NASA Friday postponed the crucial launch pad test-firing of Discovery's three main engines another three days when an attempt to fuel the space shuttle ran into problems with equipment not used since the Challenger disaster.
The postponement from Monday to Thursday was the third delay of the test in a week, and could put off the first post-Challenger shuttle flight - already delayed until late September - until October, officials said.Preparations for loading 500,000 gallons of liquid hydrogen and liquid oxygen into Discovery's fuel tank began Thursday night, but the launch team quickly had trouble with sensors and an oxygen pump.
Technicians resolved those problems but a leak in a hydrogen line and another balky oxygen pump finally forced a postponement early Friday.
The test will be postponed a minimum of 72 hours, with the launch team hoping to resume the first phase of the countdown Sunday night for the test-firing at 7:30 a.m.

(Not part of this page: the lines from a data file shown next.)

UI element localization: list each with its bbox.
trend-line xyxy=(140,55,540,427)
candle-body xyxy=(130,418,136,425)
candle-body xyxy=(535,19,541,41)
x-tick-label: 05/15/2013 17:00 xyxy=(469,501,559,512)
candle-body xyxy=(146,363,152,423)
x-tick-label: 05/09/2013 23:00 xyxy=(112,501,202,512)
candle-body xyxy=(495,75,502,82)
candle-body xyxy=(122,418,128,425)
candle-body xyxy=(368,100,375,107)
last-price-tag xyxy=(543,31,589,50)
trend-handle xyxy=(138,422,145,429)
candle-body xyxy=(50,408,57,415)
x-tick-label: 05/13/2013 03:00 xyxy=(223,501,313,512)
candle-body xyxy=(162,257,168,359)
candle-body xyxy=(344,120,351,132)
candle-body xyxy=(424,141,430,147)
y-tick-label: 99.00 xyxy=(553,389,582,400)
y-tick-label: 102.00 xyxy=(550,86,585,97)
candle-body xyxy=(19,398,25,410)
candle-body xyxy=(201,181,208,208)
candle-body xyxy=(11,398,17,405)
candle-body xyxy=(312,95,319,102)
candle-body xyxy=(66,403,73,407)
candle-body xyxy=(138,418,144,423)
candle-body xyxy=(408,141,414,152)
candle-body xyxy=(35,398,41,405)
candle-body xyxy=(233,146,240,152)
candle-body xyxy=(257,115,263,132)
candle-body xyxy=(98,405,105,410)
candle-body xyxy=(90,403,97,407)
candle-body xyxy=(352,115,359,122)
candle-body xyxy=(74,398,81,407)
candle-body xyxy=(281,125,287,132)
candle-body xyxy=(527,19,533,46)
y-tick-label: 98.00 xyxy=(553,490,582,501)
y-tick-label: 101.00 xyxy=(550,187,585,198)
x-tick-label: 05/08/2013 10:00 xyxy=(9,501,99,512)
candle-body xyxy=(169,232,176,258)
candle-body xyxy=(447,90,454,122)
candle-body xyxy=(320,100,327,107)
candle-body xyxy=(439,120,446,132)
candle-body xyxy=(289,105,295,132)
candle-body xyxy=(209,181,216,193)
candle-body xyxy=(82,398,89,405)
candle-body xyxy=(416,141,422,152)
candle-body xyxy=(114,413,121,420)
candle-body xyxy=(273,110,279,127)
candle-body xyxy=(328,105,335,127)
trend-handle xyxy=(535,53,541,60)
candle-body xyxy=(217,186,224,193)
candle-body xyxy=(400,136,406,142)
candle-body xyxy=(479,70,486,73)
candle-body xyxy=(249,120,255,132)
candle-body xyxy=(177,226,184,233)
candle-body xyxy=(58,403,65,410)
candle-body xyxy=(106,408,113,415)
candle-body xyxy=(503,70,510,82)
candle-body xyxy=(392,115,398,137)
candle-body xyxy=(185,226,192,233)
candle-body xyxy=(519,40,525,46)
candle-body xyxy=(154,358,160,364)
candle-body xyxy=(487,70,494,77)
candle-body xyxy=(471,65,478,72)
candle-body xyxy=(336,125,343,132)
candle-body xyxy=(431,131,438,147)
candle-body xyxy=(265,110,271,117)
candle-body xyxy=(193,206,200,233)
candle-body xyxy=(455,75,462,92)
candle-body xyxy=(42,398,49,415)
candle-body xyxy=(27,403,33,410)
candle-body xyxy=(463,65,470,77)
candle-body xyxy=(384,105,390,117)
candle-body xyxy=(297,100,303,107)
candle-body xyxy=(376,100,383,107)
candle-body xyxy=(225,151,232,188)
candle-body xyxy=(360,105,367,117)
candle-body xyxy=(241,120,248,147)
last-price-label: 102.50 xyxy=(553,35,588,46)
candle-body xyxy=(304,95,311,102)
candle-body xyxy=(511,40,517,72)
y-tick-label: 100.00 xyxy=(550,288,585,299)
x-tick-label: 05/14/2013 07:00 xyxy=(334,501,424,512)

Thursday, said NASA spokesman George Diller.
It was the first time a shuttle had been fueled on launch pad 39B since the Challenger exploded shortly after liftoff Jan. 28, 1986, killing its crew of seven.
The first part of the countdown was to have ended this morning with a simulated problem and postponement just 10 seconds before a mock liftoff. The launch team then was to have emptied the fuel tank, started a new countdown and refilled the tank, targeting the test-firing for Monday.
The latest shuttle difficulty came a day after engineers came up with a solution for a major problem. They recommended that cutting a hole through Discovery's cargo bay would be the quickest and best way to reach and fix a small gas leak in an engine compartment without removing the vehicle from the pad.